Buildkite Agent hooks

Hooks extend or override the built-in behaviours of the Buildkite agent and Bootstrap binaries.

Hooks can be defined in the following locations:

  • On the agent
  • In your pipeline's repository
  • In plugins applied to steps

For example, you could define an agent-wide checkout hook which spins up a fresh git clone on a new build machine, a repository pre-command hook which sets up repository-specific environment variables, or a plugin environment hook which fetches API keys from a secrets' storage service.

There are two categories of hook:

  • Agent Lifecycle
  • Job Lifecycle

Agent lifecycle hooks are executed by the Buildkite agent as part of the agent's lifecycle. For example, the pre-bootstrap hook is executed before starting a job's bootstrap process, and the agent-shutdown hook is executed before the agent process terminates.
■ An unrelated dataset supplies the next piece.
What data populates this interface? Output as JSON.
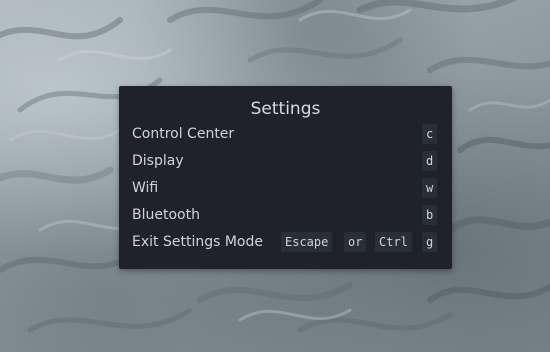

Job lifecycle hooks are sourced by the Buildkite bootstrap in the different job phases. They are run in a per-job shell environment, and any exported environment variables are carried to the job's subsequent phases and hooks. For example, the environment hook can modify or export new environment variables for the job's subsequent checkout and command phases. Shell options set by individual hooks, such as set -e -o pipefail, are not carried over to other phases or hooks.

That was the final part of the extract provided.